Não é à toa que a imagem estilizada do professor apresenta-o com um livro nas mãos, dando a entender que o ensino, o livro e o conhecimento são elementos inseparáveis, indicotomizáveis. E aprender, dentro das fronteiras do contexto escolar, significa atender às liturgias dos livros, dentre os quais

se destaca aquela do livro “didático” (...) pois é assim mesmo (e somente assim) que se aprende (SILVA, 1996, p. 11).

Dessa forma, a partir das considerações acima levantadas, percebe-se a necessidade da realização de estudos que visem à análise avaliativa desse objeto tão presente no contexto escolar brasileiro.
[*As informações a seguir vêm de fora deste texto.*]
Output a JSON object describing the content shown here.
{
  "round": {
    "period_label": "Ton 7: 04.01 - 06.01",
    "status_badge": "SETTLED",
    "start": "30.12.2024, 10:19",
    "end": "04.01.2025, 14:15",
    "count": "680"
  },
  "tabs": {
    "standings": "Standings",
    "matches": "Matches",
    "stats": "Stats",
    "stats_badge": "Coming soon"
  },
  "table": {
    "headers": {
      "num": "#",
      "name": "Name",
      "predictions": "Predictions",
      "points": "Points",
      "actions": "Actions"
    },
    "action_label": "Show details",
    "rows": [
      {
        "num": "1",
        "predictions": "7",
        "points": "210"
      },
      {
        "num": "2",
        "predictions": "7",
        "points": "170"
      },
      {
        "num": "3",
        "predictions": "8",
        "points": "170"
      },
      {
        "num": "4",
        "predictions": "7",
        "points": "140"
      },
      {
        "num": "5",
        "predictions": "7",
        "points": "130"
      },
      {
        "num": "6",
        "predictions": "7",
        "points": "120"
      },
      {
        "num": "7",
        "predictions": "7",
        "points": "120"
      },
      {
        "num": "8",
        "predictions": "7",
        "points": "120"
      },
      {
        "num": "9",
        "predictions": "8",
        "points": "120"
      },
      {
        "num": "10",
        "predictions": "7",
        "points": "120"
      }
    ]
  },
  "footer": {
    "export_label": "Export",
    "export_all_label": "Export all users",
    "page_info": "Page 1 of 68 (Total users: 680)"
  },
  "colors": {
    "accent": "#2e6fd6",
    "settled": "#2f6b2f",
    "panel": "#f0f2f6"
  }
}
Paraíso (1997) nos adverte para a importância de investigações dessa natureza:

Daí a importância de estudos que examinem atentamente esses livros didáticos, já que eles orientam as práticas pedagógicas, selecionam o que é válido e, portanto, o que merece ser ensinado, são os direcionadores das aprendizagens escolares e, por fim, são materiais centrais do “currículo em ação” (PARAÍSO, 1997, p. 92).